The Policy serves to guide the Nomination Committee (“NC”) of the Company and its Directors to review and assessment of candidates that are to be appointed onto the Board as well as Directors who are seeking for election or re-election.
This Policy is firmly aligned with the achievement of the Company’s business objectives, values and principles.
2.1 For the purpose of establishing whether a person is fit and proper to be elected or re-elected to the Board of the Group, the candidate has to be assessed based on the following criteria:
1. Character and Integrity
b) Personal Integrity
c) Financial Integrity
2. Experience and competence
a) Qualifications, training and skills, relevant experience and expertise
b) Relevant past performance or track record
Possesses relevant experience and expertise with due consideration given to past length of service, nature and size of business, responsibilities held, number of subordinates as well as reporting lines and delegated authorities.
3. Time and commitment
a) Ability to discharge role having regard to other commitments
Able to devote time as a board member, having factored other outside obligations including concurrent board positions held by the Director across listed issuers and non-listed entities (including not-for-profit organisations).
b) Participation and contribution in the board or track record
a.
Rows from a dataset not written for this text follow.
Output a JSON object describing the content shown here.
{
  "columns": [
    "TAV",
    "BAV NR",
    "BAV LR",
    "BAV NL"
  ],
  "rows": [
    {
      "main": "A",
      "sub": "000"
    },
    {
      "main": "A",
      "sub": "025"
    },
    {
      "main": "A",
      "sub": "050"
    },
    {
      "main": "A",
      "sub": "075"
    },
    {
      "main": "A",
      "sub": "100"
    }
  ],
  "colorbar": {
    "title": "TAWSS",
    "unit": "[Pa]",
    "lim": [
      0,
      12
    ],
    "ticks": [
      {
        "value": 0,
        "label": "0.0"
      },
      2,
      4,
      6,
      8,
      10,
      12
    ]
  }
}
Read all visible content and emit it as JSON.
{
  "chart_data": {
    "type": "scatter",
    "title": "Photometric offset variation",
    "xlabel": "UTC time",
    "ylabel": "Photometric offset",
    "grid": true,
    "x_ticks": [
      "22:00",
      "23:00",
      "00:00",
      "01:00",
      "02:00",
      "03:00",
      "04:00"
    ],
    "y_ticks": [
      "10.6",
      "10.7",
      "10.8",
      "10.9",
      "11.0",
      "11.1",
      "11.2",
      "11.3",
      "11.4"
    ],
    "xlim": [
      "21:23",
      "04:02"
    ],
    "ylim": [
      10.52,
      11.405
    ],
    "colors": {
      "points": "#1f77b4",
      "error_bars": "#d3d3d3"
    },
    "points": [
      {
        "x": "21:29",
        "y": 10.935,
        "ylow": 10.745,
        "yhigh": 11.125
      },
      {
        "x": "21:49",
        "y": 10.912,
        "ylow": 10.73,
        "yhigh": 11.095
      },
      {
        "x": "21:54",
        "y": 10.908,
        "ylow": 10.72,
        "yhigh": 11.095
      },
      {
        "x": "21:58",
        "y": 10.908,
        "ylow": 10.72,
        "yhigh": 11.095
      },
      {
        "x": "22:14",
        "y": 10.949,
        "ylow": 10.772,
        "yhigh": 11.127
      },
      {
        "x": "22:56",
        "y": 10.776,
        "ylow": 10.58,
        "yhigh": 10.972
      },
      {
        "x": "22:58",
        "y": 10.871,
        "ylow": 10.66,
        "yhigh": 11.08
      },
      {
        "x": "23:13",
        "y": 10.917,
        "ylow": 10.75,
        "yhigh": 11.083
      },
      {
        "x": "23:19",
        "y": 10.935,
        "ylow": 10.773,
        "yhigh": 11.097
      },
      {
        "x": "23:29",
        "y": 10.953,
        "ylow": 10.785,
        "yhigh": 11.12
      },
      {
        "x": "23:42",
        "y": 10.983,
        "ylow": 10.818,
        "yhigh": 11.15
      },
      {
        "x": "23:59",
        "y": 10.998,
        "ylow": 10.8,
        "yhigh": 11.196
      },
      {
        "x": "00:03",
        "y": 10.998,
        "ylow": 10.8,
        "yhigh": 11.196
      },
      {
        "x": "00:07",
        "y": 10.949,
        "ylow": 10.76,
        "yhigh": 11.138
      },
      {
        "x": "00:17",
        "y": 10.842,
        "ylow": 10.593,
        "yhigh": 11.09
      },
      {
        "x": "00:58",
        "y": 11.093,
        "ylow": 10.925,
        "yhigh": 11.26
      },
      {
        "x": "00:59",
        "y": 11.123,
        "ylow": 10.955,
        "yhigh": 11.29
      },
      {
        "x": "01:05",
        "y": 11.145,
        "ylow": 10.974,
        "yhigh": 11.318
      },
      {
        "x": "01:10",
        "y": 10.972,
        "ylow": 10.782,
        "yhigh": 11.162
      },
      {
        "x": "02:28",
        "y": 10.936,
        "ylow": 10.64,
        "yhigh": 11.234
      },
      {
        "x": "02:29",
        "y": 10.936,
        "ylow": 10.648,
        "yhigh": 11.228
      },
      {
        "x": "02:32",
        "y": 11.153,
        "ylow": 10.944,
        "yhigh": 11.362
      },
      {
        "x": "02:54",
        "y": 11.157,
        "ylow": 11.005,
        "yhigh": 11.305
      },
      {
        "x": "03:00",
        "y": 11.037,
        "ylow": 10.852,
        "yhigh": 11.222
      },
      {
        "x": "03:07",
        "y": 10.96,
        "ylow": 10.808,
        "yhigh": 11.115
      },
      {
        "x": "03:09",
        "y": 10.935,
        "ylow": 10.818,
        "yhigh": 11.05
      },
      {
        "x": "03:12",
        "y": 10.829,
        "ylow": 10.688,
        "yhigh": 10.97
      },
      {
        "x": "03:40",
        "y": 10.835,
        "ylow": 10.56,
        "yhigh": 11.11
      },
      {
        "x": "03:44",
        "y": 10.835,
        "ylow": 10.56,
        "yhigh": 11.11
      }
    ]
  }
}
The NC will assess each candidate for election or re-election based on the criteria set under item 2.1 before recommending to the Board for approval.
b. For the election of a new Director, the candidate is required to provide a consent in writing to be a director and make a declaration that he is not disqualified from being appointed or holding office as a director of a company under the Companies Act 2016.
a. Where the candidate is an employee of the Group, the Board of the subsidiary of the Company will assess each candidate for appointment or re-election based on the criteria set under item 2.1.
b. Where a candidate who is not an employee of the Group is being proposed for appointment or re-election to the Board of the subsidiary of the Company, then the Executive Director(s) will assess such candidate based on the criteria set under item 2.1.
c. For the appointment of a new Director, the candidate is required to provide a consent in writing to be a director and make a declaration that he is not disqualified from being appointed or holding office as a director of a company under the Companies Act 2016.
This Policy should be reviewed annually by the NC.
Any revision or amendment to this Policy, as proposed by the Committee or any third party, shall first be presented to the Board for its approval. Upon the Board’s approval, the said revision or amendment shall form part of this Policy and this Policy shall be considered duly revised or amended.
The Policy should be disclosed on the Company’s website.